To measure the pHi in vivo, embryos were electroporated at stage 4-5HH with the pHluorin construct and cultured in EC culture until stage 9HH and then cultured for 10 hours with and without 2DG in EC cultures or in chemically-defined conditions before mounting. Next, embryos were mounted on MatTek glass-bottom slides on a thin albumin/agar gel in the same culture conditions. Images were captured as described above. After image capture, 3-channel z-stacks (.lif) of individual embryos were exported using Fiji into single channel single plane images (.png) for import into GoFigure2 software (www.gofigure2.org, (38)). Spherical segmentations of 9 μm radius were generated manually on the Td-Tomato channel image to encircle single cells on the raw images. Intensities of the 405nm-excited and 488nm-excited pHluorin signals were automatically calculated within the segmentations by GoFigure2. The measurements were exported for further analysis in custom made Matlab routines (Mathworks).

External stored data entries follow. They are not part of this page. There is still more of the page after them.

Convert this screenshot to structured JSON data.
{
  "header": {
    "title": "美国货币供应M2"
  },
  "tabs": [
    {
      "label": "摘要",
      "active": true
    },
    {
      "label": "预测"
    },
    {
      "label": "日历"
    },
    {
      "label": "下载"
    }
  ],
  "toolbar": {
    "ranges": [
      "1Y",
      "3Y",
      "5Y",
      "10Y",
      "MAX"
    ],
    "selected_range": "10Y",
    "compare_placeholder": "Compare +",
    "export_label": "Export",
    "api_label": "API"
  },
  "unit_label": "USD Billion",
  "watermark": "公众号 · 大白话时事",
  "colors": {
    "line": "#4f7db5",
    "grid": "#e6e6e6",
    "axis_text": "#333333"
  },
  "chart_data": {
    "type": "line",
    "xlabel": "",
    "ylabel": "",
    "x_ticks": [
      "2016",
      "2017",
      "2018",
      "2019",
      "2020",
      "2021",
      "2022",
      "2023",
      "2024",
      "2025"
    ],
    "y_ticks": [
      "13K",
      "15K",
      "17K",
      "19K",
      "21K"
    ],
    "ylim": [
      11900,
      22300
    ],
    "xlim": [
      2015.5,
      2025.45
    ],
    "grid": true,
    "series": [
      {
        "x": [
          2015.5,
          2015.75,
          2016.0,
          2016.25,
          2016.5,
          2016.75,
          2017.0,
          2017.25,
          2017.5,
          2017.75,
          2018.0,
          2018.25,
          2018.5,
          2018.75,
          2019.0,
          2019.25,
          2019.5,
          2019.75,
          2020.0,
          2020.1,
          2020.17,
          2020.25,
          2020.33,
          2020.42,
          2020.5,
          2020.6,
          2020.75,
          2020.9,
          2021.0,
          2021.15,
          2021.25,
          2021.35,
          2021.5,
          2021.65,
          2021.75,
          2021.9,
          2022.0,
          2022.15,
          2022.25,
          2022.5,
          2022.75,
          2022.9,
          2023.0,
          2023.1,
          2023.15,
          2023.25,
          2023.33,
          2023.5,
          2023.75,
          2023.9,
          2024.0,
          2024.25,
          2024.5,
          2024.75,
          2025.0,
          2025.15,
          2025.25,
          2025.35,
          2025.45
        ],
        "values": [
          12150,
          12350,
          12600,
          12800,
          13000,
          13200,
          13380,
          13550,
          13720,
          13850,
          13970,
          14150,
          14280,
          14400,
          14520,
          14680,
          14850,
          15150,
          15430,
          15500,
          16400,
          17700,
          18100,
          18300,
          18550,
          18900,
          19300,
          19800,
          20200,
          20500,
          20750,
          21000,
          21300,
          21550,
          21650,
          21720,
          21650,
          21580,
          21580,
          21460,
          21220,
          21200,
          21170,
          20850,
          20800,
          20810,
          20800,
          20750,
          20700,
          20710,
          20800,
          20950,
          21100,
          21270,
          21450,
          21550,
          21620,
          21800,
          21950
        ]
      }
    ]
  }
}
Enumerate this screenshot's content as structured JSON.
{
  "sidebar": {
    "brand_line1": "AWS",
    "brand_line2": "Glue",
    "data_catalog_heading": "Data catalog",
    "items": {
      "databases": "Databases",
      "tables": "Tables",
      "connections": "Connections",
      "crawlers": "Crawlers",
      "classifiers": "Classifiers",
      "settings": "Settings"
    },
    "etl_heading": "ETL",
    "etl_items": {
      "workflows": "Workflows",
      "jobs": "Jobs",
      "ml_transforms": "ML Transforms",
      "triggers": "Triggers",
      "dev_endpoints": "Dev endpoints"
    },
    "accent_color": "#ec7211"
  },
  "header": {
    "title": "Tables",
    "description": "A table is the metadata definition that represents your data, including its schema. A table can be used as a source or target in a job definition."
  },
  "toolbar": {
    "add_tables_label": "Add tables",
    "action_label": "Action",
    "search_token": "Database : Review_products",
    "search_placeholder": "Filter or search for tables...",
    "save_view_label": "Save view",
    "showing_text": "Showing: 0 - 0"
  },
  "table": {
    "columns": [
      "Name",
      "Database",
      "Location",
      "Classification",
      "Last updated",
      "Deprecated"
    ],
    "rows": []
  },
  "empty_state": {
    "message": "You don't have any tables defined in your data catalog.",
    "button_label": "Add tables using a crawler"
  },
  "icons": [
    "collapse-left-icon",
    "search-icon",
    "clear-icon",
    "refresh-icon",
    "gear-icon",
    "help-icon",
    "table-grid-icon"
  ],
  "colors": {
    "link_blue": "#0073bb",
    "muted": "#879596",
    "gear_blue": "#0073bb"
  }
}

To compare pH between different embryos, segmentations from individual embryos measured in the same day experiment were averaged to obtain a global ratio, followed by unpaired t-tests. To compare pH between different regions of individual embryos, segmentations were first normalized to the global ratio to minimize the contribution of embryo to embryo variation of overall signal intensity, followed by paired t-tests. In Figure 1b, average values are calculated every 30 segmented cells along the AP axis. Normalized Average 488/405 nm ratio in anterior and posterior PSM in control and experimental embryos were calculated from the average of 40 posterior-most and 40 anterior-most cells. Black lines connect anterior and posterior ends of the same embryo in Figure 1d and g. To calculate the average 488/405 nm fluorescence ratio of 2-day chicken embryos shown in Fig. 1f, h, in each sample, average ratio (black dot) was obtained by averaging all cells (n between 50-250/embryo). Samples were then pooled for comparing the average ratio. Ratio of fluorescence intensity is shown with Fire color using image J.

Alternatively, BCECF-AM (ThermoFisher Scientific #B1150) was used to analyze the intracellular pH in PSM explants. PSM were dissected in PBS with Ca²⁺, Mg²⁺ (Sigma) using collagenase type IV to loosen embryonic tissue. After dissection explants were incubated for 1 hour with 20 μM BCECF diluted in culture medium (DMEM/F12, 10% Fetal Bovine Serum, 1% Penicillin Streptomycin) at 37°C and 5% CO₂. Then, explants were washed with PBS with Ca²⁺, Mg²⁺. BCECF fluorescence was measured with a confocal microscope (LSM780, Zeiss) at two excitation wavelengths (405 nm and 488 nm), both collected at a collection window of 515-555nm. Statistical significance was assessed by two-sided paired t-test.

Maintenance and differentiation of human iPS cells

Human stem cell work was approved by Partners Human Research Committee (Protocol Number 2017P000438/PHS). We complied with all relevant ethical regulations. Written informed consents from the donors of the iPS cells were obtained at the time of sample collection. The cell line NCRM1 (RUCDR, Rutgers University) was used for most human iPS cell experiments. For Fig. 3B, the previously described MSGN1-RepV reporter line was used (39). We also obtained the mono-allelic mEGFP-tagged CTNNB1 WTC iPSC line from the Allen Cell Collection at the Coriell Institute (Cat. No. AICS-0058-067). Authentication was unnecessary due to the unique morphology of human iPS, as well as their unique differentiation potential. All cell lines tested negative for mycoplasma contamination. Human iPS cells were cultured on Matrigel (BD Biosciences)-coated dishes in mTeSR media (StemCells Technologies). Differentiation was performed as described in (18). Briefly, cells were plated at a density of 30,000-35,000 cells/cm2 in mTeSR supplemented with 10μM Y-27362 dihydrochloride (Rocki; Tocris Bioscience #1254). The next day (day 0 of differentiation), the medium was changed to DMEM/F12 GlutaMAX (gibco # 10565-018) supplemented with Insulin-Transferrin-Selenium (ITS, Gibco), 3 μM Chir99021 (Tocris #4423) and 0.5 μM LDN193189 (Stemgent #04-0074) (CL medium). At differentiation day 3, 20 ng/ml FGF (PeproTech #450-33) was added for an additional 3 days. After 6 days of differentiation, cells were changed to DMEM medium (gibco #11965-092) supplemented with 10 ng/ml HGF (Pepro Tech #315-23), 2 ng/ml IGF-1 (Pepro Tech #250-19), 20 ng/ml FGF and 0.5 μM LDN193189. After differentiation day8, cells were cultured with 15% KSR in DMEM supplemented with 2 ng/ml IGF-1 until day10.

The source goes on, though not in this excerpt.